- The Washington Times - Tuesday, December 19, 2006

During his visit to India earlier this year, President Bush and Indian Prime Minister Manmohan Singh established a framework for closer U.S.-India ties, a centerpiece of which — a civilian nuclear accord — received congressional approval on Dec. 9 and was signed by Mr. Bush on Monday. The deal on the whole is meritorious in its own right, but it is also a building block of what is becoming an increasingly important relationship for the United States. In economic terms, the Indian juggernaut has shown great resilience, with annual growth around 8-9 percent. Politically, Indian officials understand the value of democratic governance, and India has already shown itself as a force for promoting democracy in its small, politically unstable neighbor Nepal.

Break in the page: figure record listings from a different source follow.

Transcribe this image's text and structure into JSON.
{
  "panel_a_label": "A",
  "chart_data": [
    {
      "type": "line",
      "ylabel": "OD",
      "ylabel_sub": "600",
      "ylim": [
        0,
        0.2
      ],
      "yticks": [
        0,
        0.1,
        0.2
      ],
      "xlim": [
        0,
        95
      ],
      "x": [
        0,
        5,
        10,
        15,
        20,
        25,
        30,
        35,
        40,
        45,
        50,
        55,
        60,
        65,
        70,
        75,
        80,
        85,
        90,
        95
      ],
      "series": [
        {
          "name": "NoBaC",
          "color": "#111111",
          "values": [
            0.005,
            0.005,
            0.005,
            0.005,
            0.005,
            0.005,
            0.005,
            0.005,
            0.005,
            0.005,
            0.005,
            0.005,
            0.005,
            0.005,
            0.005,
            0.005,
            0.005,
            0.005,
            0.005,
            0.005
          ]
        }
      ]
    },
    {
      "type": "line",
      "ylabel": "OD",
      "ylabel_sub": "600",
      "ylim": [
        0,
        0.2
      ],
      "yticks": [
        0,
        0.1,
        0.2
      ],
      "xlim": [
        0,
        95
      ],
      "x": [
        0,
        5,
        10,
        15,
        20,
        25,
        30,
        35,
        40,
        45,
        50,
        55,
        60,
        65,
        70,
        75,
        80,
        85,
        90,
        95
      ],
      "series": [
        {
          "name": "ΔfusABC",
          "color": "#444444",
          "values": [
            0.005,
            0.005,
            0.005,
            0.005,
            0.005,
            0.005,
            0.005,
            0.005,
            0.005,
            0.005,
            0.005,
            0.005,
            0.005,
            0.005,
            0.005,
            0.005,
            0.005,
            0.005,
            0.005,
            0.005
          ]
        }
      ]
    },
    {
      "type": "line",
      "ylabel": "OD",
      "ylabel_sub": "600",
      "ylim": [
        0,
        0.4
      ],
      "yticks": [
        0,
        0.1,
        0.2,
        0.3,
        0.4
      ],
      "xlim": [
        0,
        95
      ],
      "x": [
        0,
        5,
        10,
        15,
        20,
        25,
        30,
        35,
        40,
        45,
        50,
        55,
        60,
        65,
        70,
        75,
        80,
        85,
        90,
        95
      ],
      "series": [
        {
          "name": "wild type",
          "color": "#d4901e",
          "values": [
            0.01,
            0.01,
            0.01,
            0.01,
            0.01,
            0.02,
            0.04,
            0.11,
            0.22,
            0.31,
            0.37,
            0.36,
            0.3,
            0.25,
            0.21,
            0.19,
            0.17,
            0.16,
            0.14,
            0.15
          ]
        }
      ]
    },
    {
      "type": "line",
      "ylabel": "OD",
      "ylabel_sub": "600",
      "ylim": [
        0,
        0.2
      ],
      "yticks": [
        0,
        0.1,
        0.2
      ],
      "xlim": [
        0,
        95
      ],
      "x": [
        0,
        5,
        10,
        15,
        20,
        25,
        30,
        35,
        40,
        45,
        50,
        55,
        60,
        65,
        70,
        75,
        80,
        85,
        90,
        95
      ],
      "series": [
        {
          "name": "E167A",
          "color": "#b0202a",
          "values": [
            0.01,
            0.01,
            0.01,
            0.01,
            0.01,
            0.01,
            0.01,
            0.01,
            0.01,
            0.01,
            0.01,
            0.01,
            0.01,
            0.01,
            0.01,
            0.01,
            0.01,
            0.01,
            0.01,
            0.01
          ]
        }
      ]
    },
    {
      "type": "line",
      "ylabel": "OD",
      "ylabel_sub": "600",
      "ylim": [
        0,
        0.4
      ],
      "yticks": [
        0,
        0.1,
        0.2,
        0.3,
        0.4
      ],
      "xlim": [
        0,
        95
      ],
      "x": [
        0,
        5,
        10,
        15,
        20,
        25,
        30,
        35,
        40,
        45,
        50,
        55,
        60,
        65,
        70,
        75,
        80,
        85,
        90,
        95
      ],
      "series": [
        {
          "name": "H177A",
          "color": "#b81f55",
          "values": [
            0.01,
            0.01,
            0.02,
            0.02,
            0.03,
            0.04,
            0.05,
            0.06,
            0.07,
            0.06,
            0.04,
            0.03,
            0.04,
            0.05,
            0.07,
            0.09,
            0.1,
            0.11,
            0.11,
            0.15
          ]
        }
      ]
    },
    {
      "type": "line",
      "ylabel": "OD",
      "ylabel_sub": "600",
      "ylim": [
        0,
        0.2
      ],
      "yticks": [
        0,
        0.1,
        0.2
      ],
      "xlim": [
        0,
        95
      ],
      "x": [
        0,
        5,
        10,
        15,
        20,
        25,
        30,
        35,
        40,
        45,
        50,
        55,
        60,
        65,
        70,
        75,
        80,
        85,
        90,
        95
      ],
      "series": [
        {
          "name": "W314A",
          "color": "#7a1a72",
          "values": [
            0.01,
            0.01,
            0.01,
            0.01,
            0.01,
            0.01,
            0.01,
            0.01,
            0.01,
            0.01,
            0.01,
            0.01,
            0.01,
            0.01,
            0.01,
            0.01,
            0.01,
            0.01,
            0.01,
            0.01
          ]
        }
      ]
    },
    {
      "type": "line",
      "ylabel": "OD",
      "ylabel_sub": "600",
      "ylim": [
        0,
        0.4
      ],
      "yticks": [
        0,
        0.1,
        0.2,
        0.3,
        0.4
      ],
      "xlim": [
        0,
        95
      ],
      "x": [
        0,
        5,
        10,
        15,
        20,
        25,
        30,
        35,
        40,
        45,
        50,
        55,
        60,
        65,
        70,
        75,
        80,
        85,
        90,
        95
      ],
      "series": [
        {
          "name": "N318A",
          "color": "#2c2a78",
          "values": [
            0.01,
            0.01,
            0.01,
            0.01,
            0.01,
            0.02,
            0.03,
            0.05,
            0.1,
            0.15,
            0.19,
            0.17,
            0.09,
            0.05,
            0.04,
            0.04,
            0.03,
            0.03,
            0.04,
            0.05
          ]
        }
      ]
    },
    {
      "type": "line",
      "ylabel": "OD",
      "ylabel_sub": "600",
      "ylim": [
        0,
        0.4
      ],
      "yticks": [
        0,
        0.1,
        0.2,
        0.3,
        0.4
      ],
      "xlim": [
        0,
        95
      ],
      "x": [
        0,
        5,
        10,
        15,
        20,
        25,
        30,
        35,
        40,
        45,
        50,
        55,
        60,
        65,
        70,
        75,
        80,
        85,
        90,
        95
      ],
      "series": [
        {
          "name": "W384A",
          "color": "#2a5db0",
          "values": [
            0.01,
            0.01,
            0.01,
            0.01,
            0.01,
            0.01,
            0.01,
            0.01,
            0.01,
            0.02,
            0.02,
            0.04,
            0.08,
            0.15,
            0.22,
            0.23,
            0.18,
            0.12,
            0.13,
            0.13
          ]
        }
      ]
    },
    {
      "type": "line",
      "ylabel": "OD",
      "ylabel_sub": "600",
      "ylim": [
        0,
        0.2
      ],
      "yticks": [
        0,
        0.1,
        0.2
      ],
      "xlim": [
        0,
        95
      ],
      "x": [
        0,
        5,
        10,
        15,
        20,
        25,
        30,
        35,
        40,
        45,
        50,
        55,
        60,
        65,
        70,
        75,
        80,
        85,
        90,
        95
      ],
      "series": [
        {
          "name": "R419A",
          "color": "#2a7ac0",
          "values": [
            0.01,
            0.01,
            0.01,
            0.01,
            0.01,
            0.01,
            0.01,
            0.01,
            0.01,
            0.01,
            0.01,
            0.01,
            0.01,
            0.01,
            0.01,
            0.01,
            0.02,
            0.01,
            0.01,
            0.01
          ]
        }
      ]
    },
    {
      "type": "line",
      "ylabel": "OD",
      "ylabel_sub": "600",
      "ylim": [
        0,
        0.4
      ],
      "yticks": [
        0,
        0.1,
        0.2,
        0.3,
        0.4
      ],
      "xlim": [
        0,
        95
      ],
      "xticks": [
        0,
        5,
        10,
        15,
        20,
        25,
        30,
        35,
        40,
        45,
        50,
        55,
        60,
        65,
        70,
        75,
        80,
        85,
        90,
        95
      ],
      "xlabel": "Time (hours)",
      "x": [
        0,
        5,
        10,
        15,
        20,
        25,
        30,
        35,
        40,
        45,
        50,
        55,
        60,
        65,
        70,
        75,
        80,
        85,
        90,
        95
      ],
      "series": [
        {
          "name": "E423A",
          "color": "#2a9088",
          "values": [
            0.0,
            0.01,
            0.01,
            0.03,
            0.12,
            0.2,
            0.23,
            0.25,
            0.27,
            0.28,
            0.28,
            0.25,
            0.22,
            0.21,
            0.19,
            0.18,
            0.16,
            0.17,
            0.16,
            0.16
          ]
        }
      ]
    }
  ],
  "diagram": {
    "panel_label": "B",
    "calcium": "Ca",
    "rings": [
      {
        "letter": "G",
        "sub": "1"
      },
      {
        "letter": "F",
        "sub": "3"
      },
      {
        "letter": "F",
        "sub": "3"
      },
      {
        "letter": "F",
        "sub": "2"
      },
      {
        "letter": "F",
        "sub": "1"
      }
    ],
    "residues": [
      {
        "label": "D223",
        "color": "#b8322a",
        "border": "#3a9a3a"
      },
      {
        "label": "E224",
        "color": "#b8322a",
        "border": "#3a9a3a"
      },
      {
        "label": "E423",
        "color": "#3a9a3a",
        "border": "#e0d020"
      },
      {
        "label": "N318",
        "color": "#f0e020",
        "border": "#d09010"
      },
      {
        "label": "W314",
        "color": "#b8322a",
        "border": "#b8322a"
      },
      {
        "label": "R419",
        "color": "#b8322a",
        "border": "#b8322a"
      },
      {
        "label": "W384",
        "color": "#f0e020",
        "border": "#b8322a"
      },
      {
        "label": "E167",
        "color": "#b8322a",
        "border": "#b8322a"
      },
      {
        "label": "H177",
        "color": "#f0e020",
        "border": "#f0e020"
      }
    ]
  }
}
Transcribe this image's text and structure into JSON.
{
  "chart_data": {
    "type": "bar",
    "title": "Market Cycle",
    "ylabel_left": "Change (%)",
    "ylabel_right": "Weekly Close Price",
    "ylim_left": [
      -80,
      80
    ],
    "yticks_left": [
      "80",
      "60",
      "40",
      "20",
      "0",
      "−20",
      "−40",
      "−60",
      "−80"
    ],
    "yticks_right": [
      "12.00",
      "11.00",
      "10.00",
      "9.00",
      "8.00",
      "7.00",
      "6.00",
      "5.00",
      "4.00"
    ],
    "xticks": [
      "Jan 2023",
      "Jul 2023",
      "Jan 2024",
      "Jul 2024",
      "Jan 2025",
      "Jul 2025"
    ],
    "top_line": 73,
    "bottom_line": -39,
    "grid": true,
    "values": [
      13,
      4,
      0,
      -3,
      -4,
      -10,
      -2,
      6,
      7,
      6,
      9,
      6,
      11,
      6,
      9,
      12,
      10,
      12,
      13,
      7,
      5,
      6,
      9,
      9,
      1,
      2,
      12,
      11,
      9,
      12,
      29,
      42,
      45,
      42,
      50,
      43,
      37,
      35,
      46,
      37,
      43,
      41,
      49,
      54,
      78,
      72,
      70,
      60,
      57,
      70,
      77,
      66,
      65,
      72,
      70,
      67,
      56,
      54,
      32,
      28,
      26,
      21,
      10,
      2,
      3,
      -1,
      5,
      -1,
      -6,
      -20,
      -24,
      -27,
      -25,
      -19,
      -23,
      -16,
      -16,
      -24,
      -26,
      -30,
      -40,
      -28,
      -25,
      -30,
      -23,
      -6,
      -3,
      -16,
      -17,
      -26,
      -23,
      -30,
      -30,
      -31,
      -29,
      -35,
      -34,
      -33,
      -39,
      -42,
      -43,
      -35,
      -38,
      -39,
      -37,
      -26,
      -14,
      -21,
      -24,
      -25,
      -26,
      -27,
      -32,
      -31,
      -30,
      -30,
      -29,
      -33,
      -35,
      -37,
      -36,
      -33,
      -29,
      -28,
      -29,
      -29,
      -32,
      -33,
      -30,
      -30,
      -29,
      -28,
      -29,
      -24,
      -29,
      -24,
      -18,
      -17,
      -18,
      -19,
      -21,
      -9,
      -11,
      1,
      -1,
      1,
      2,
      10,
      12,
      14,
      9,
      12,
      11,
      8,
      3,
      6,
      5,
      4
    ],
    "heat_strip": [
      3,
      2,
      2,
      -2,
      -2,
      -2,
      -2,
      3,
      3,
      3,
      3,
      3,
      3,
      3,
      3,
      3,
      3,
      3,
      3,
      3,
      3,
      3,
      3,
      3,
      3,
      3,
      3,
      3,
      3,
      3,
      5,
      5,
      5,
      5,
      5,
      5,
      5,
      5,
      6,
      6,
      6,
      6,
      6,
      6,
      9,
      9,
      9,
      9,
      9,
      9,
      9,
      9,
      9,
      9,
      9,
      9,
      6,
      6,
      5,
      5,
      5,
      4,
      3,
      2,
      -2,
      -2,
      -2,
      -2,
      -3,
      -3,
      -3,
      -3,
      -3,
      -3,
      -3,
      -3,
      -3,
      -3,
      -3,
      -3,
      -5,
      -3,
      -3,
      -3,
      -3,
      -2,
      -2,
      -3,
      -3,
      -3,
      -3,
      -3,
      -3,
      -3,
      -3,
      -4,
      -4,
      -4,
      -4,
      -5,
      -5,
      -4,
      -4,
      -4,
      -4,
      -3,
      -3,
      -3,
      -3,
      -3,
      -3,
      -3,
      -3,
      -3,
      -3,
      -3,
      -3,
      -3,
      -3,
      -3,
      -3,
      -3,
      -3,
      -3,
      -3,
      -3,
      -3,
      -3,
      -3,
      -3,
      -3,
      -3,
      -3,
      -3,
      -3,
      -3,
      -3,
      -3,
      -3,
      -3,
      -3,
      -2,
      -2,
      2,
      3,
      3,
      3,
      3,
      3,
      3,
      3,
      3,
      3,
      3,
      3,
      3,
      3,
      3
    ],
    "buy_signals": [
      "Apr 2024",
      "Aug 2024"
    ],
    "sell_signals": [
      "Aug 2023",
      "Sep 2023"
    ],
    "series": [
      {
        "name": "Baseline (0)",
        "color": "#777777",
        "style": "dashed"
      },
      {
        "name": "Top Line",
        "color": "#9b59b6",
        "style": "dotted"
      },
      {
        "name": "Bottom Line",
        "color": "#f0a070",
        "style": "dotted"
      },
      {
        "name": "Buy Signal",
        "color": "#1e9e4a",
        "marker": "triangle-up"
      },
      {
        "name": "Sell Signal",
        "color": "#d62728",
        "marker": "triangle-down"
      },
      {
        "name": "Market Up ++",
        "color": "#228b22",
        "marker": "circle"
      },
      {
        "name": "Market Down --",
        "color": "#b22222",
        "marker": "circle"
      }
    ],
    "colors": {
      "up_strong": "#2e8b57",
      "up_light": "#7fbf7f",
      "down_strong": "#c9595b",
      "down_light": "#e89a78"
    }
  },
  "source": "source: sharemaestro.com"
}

Although India has not yet achieved the status of a world power, its potential reaches beyond South Asian hegemony. Because of its location, India can be a key player in terms of its strategic and economic importance to both the Middle East and Southeast Asia. As the world’s largest democracy, and with a foundation of shared values with the United States, India’s leadership in both regions makes it an important ally. Standing animosity between India and Pakistan makes it difficult to embrace one without alienating the other, but the Bush administration has managed the feat of strengthening relations with both simultaneously. India shares a strong interest in the stability of Afghanistan and neighboring Pakistan, a region that is still a hotbed of Islamist extremism.

This burgeoning influence will reach increasingly into Asia as well. Close ties with India, as well as Japan, may help at least hedge against, if not contain, a rising China. The United States faces the challenge of a changing geopolitical dynamic marked by Chinese military rivalry in the Pacific — and China’s “string of pearls” strategy of increased presence along the sea lanes to the Middle East and Africa. India sees China as a long-term rival, and perhaps because of that it also sees Japan as an increasingly important and increasingly natural ally. A strong alliance between New Delhi, Tokyo and Washington may be essential to maintaining a balance of power in the Pacific that is to America’s liking.

It’s clearly in U.S. interests to see India continue to develop as both a strategic and an economic power, and the signing of the nuclear cooperation accord is a good effort to facilitate that growth.